With the current state of everything I am working from home. I currently have a DICOM server at work that I require to be able to interface with. I am on Windows 10 and I am currently able to connect to the server through WinSCP, but that requires a proxy jump to work. Is it possible to connect Slicer to the DICOM server, or somehow have DICOM read the folders? At work, I have the server set-up as a Samba network drive and have Slicer read that, but I am unsure how to do this from home. Does anyone have an ideas?
I suppose some sort of VPN is the most general solution rather than doing something specific for Slicer. When you say DICOM server at work, so you mean you use DICOM networking (CGET, CFIND, etc) or do you mean it’s a file share with DICOM files?
Either honestly. It is an othanc dicom server, but I could also just access the raw files.
I’m not familiar with WinSCP, but it you have access to command-line ssh to the machine in question (via a shell) you could tunnel the dicom port, like what’s described here. You would need to know the IP and port information.
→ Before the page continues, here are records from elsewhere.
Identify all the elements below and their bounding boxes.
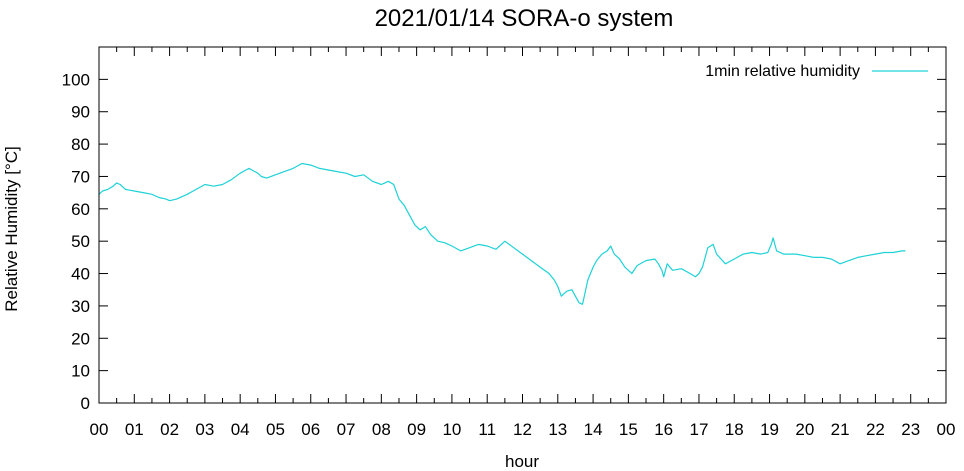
x-tick-label: 04	[231, 420, 250, 439]
y-tick-label: 80	[71, 135, 90, 154]
x-tick-label: 10	[442, 420, 461, 439]
x-tick-label: 18	[725, 420, 744, 439]
x-axis-ticks: 00 01 02 03 04 05 06 07 08 09 10 11 12 13 14 15 16 17 18 19…	[90, 47, 956, 439]
y-tick-label: 50	[71, 232, 90, 251]
y-tick-label: 20	[71, 329, 90, 348]
y-tick-label: 10	[71, 362, 90, 381]
x-tick-label: 08	[372, 420, 391, 439]
y-axis-label: Relative Humidity [°C]	[2, 146, 21, 312]
x-tick-label: 15	[619, 420, 638, 439]
x-tick-label: 09	[407, 420, 426, 439]
legend: 1min relative humidity	[705, 63, 928, 80]
x-tick-label: 16	[654, 420, 673, 439]
x-tick-label: 13	[548, 420, 567, 439]
y-tick-label: 60	[71, 200, 90, 219]
y-tick-label: 40	[71, 265, 90, 284]
x-tick-label: 06	[301, 420, 320, 439]
x-axis-label: hour	[505, 452, 539, 471]
y-tick-label: 0	[81, 394, 90, 413]
x-tick-label: 01	[125, 420, 144, 439]
x-tick-label: 19	[760, 420, 779, 439]
plot-frame	[98, 46, 947, 404]
series-line-humidity	[98, 162, 906, 305]
y-tick-label: 30	[71, 297, 90, 316]
chart-title: 2021/01/14 SORA-o system	[375, 5, 674, 32]
y-tick-label: 100	[62, 70, 90, 89]
x-tick-label: 17	[689, 420, 708, 439]
y-tick-label: 70	[71, 167, 90, 186]
x-tick-label: 14	[584, 420, 603, 439]
x-tick-label: 03	[195, 420, 214, 439]
y-axis-ticks: 0 10 20 30 40 50 60 70 80 90 100	[62, 70, 946, 413]
x-tick-label: 00	[937, 420, 956, 439]
legend-label: 1min relative humidity	[705, 63, 860, 80]
x-tick-label: 21	[831, 420, 850, 439]
y-tick-label: 90	[71, 103, 90, 122]
x-tick-label: 07	[337, 420, 356, 439]
x-tick-label: 11	[478, 420, 496, 439]
x-tick-label: 05	[266, 420, 285, 439]
x-tick-label: 22	[866, 420, 885, 439]
x-tick-label: 00	[90, 420, 109, 439]
x-tick-label: 20	[795, 420, 814, 439]
x-tick-label: 02	[160, 420, 179, 439]
x-tick-label: 12	[513, 420, 532, 439]
x-tick-label: 23	[901, 420, 920, 439]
I do have cmd line ssh and have most of the proxy stuff saved in a OpenSSH config file. Not sure if that makes it easier or not.
If you access the pacs via dicom networking then you could do something like:
ssh ${pacshost} -L 104:localhost:104
then configure Slicer to do dicom networking to localhost port 104 instead of pacshost
104.
I’m not entirely sure how to use that information.
Fair enough, that’s probably not a good approach for you then.
If you have access to the data via a file system on a remote machine, then you really just need to investigate file sharing options. There are many ways to do this these days and the best solution depends on the details of your setup, but dropbox, google drive, and other off the shelf solutions are options to investigate.
You may also ask for DICOMweb enabled on the Orthanc server and use DICOMweb extensions to browse the server and download/upload data. DICOMweb can use various standard authentication methods (password, token, etc).